Pernah suatu ketika, aku membandingkan kamu dengan yang lain. membandingkan kamu dengan seorang perempuan diluar sana. Bahkan pernah kucoba membuka sedikit pintu hatiku untuknya. Belajar mencintainya sekaligus tetap mencintaimu. Perempuan itu kemudian membuatku mudah mendapatkan hatinya. Aku bersamanya, tanpa kau ketahui.
Seminggu kemudian, kau tau perihal itu. Kau sengaja mengajakku bertemu di sebuah halte di sudut jalan. Awalnya aku tak tau kau ingin menyampaikan apa. yang kutau kau ingin bertemu ditempat pertama kali kita bertemu dulu. Kupikir kau rindu, karena beberapa hari kita tak bertemu. itu yang aku tau.

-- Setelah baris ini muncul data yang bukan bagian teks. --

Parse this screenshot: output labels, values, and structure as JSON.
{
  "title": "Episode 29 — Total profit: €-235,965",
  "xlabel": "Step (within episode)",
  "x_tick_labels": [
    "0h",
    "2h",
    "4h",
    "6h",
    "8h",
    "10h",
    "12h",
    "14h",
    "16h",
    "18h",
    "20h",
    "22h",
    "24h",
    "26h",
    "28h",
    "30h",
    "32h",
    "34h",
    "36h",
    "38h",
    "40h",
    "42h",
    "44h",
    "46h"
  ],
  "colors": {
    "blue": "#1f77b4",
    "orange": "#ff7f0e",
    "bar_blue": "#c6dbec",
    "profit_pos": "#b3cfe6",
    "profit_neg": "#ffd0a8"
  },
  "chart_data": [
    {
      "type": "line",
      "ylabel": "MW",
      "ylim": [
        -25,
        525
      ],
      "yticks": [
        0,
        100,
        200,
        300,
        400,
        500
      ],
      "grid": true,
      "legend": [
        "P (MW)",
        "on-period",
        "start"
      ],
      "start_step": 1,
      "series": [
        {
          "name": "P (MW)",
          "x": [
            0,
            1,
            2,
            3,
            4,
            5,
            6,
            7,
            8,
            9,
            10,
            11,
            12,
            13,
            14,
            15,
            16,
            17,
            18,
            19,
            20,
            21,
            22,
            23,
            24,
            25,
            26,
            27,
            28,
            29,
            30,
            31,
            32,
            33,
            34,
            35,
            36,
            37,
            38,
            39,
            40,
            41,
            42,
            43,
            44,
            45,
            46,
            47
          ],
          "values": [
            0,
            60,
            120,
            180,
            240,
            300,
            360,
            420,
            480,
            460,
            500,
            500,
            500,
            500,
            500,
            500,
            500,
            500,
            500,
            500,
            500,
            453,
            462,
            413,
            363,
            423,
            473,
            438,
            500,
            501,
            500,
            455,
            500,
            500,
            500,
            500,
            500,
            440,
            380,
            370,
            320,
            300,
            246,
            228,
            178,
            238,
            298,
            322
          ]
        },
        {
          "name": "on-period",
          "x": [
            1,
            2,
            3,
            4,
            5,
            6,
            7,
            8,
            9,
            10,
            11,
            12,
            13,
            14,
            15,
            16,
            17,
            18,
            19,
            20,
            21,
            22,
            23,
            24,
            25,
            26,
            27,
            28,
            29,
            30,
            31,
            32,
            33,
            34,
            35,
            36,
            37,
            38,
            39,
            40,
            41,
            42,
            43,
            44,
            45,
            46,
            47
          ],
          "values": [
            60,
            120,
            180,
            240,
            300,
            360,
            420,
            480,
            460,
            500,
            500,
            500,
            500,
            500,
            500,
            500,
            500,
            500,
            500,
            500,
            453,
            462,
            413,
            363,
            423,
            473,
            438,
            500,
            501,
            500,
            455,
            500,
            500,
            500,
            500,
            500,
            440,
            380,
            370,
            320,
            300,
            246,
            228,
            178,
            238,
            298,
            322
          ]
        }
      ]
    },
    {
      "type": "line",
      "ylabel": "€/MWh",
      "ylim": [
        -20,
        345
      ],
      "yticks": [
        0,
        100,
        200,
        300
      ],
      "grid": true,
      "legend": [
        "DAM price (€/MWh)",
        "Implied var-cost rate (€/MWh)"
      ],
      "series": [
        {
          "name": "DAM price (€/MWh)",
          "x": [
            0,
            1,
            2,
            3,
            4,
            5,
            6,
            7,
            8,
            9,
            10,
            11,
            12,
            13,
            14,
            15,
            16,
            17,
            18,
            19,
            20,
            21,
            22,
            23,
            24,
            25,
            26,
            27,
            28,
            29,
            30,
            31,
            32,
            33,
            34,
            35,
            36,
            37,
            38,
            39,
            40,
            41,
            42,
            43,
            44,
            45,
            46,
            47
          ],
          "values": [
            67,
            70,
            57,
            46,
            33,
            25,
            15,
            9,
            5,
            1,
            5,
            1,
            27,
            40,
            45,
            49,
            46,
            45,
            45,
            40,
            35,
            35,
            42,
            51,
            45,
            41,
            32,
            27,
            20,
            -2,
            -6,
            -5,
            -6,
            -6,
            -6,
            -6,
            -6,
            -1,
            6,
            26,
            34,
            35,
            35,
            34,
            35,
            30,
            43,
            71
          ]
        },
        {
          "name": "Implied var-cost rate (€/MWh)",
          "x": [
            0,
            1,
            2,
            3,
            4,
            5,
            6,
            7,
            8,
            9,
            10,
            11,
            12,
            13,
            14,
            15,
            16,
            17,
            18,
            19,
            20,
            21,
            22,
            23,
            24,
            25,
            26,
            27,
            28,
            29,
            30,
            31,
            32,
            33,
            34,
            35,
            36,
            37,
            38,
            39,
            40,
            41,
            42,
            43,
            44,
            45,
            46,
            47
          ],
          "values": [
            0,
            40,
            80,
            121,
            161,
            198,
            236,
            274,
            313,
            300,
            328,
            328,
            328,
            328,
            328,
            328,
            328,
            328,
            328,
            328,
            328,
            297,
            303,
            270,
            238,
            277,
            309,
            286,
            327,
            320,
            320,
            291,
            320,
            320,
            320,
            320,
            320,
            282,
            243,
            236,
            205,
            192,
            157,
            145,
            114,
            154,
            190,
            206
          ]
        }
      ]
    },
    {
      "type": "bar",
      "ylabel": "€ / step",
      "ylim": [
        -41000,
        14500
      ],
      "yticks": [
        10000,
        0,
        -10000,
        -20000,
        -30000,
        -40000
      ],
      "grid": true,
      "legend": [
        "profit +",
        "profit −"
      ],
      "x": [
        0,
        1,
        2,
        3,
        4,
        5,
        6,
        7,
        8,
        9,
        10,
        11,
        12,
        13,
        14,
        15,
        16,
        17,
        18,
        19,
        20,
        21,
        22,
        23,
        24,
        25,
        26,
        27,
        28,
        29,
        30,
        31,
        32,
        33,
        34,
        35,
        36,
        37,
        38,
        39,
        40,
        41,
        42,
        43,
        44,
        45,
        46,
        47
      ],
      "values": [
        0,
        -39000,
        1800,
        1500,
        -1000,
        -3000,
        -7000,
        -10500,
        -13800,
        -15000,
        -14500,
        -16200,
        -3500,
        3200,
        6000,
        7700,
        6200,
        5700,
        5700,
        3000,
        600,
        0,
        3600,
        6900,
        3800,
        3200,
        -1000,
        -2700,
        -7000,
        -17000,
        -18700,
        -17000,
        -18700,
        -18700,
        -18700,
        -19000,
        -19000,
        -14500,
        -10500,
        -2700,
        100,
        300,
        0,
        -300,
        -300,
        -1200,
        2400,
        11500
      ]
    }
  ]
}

Aku tak pernah berfikir hubunganku dengan dia akan kau angkat jadi materi pertama di pertemuan kita. Sebab dipikiranku. hubunganku dengan dia adalah rahasia yang tak berhak kau ketahui. Dan aku percaya kau tak tau dan kau tak mungkin membahas perihal hal itu.
Sore itu langit seperti sedang menabur warna jingga saat aku menunggumu. Tak lama kemudian kau mulai terlihat dan aku yang duduk di halte memandangimu dari kejauhan sana. Kau tak berubah, senyummu tetap kau umbar pada siapapun. Kau cantik seperti pertama kali kita bertemu. Berlahan kau menghampiriku, tanpa sebuah kalimat apapun kau duduk disampingku. diam dan menatap langit.
Hampir 30 menit kita dihalte tanpa berucap. tak biasanya kau diam, tak biasanya kau tak menyapaku. Aku menunggu kau sapa. tapi, kau terus diam. Aku mulai menatapmu, tapi entah kenapa, dimatamu kulihat ada gambaran kekecewaan. Aku memulai perbincangan denganmu. kusapa dirimu dengan panggilan yang biasa, panggilan yang hanya aku saja yang berhak menggunakannya. Tapi, kau tak menjawab. Kau tetap diam. diam seperti 30 menit yang lalu saat kau duduk disampingku.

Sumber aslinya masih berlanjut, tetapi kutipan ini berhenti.